Call for Government to re-commit
Thursday 7th June 2012
Urban flowers cpt Paul Hobson
On the first anniversary of the Natural Environment White Paper’s publication, The Wildlife Trusts urge the Government to recommit to the restoration and recovery of the natural environment.
At its launch, on 7 June 2011, The Wildlife Trusts applauded the Government’s level of ambition and were keen to ensure that there was a sense of urgency in acting on the many commitments.
Only by taking a strategic view, and involving local communities, will we secure the survival of wildlife-rich places, and aid nature’s recovery.
At that time, the Government committed to establishing Nature Improvement Areas (NIAs). Of the 12 announced in February, The Wildlife Trusts are involved in all, and leading on five. However, the organisation remains concerned that limiting the number could seriously limit the scale of nature restoration.
Following the inclusion of Nature Improvement Areas in the National Planning Policy Framework in March, The Wildlife Trusts believe the current priority is for the concept to be picked up in every new Local Plan and for Nature Improvement Areas to be identified as part of local ecological networks everywhere across England.
The Governments’ policy, as stated in the Natural Environment White Paper, is for Nature Improvement Areas to be identified “wherever the opportunities or benefits are greatest, driven by the knowledge and vision of local partners”.
Paul Wilkinson, Head of Living Landscape for The Wildlife Trusts, said:
“We have a massive opportunity to build on the regional and local opportunity mapping work, to make sure that opportunities for restoration and recovery of the natural environment are embedded in planning policy. There are complex demands being placed on land for food, wildlife, recreation and development.
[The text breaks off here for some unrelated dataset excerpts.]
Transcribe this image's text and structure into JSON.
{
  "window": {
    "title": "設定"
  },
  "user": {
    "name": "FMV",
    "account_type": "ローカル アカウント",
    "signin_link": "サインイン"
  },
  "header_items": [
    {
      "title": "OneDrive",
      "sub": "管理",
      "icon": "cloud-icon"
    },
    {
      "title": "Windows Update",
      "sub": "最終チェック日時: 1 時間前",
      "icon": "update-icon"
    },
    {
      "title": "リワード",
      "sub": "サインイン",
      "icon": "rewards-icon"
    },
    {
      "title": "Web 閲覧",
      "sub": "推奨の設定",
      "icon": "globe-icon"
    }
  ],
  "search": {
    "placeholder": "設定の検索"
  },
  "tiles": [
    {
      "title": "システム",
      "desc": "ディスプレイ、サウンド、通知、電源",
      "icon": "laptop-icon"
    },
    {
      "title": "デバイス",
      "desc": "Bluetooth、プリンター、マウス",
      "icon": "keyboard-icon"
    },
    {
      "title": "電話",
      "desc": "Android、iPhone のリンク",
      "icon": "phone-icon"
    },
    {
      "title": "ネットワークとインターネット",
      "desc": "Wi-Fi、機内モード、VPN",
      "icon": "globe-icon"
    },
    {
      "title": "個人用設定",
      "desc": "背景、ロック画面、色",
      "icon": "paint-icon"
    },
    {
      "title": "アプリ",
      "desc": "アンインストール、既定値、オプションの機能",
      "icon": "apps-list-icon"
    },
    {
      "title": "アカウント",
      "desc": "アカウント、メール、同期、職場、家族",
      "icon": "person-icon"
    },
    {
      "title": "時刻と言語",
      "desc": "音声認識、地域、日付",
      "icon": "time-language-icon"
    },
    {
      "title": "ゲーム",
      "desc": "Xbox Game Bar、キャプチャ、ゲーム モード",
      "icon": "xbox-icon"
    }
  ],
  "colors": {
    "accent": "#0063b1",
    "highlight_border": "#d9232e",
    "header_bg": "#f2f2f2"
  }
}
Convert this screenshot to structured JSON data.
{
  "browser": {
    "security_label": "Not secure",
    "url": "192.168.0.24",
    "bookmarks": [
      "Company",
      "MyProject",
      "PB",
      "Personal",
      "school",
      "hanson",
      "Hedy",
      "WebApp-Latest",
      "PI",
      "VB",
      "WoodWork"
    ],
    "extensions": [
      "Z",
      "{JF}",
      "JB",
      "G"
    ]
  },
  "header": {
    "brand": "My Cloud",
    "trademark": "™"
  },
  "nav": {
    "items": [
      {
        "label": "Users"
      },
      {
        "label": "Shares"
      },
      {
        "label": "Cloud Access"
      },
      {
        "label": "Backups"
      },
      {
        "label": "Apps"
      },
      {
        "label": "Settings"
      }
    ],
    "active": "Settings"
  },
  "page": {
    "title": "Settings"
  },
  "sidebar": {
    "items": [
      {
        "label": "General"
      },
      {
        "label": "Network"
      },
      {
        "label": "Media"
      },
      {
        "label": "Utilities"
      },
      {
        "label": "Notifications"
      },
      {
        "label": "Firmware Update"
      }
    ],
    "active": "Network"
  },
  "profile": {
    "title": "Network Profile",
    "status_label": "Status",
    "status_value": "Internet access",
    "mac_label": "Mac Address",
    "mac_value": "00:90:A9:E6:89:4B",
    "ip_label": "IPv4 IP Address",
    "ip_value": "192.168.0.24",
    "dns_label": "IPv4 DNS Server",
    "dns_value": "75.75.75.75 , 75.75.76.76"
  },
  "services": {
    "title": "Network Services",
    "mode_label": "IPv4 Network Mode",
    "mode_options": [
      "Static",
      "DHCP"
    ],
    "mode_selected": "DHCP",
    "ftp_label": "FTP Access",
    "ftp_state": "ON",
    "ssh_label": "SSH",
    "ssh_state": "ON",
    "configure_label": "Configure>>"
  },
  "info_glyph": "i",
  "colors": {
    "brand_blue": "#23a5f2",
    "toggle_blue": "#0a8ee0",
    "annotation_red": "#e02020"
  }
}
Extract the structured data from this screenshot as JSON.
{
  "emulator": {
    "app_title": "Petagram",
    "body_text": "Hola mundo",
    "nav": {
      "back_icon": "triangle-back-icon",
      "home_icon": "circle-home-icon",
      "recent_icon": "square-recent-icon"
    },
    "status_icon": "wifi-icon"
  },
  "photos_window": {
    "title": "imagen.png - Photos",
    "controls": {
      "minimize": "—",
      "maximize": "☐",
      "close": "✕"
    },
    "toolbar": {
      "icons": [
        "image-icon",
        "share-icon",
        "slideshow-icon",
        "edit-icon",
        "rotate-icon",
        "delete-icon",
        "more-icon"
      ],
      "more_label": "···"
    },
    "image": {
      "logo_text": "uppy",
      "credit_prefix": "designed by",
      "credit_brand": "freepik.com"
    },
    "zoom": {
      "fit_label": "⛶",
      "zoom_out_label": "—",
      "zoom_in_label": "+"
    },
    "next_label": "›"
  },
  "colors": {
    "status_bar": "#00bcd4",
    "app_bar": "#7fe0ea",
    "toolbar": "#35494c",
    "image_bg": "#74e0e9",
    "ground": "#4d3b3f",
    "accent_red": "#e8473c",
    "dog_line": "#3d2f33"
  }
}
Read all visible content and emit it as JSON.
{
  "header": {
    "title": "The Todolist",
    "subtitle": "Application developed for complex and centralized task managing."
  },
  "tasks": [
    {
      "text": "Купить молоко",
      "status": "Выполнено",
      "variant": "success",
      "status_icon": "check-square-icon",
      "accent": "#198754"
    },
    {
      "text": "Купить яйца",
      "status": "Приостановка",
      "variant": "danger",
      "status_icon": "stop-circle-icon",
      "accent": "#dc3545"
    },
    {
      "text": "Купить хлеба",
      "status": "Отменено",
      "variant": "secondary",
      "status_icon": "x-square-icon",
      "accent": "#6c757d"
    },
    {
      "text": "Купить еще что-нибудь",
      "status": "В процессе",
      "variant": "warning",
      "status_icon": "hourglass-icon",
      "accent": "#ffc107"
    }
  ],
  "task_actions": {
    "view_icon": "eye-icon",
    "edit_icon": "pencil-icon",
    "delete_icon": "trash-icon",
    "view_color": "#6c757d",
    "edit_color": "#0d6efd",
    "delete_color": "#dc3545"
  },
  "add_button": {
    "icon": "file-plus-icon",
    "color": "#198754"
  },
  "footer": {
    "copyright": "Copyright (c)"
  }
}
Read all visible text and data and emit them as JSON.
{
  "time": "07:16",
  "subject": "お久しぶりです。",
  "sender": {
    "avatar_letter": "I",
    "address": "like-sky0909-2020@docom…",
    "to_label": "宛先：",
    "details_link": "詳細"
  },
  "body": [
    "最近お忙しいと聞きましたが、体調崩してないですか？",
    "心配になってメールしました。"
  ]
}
Only by taking a strategic view, and involving local communities, will we secure the survival of wildlife-rich places, and aid nature’s recovery."
The Wildlife Trusts have, for years, been delivering landscape-scale conservation with farmers, landowners and local communities on the ground - through Living Landscape schemes - on a voluntary basis. All are working to reconnect people to nature where they live. This approach has been recognised and needs to be driven forward and implemented with sufficient resources.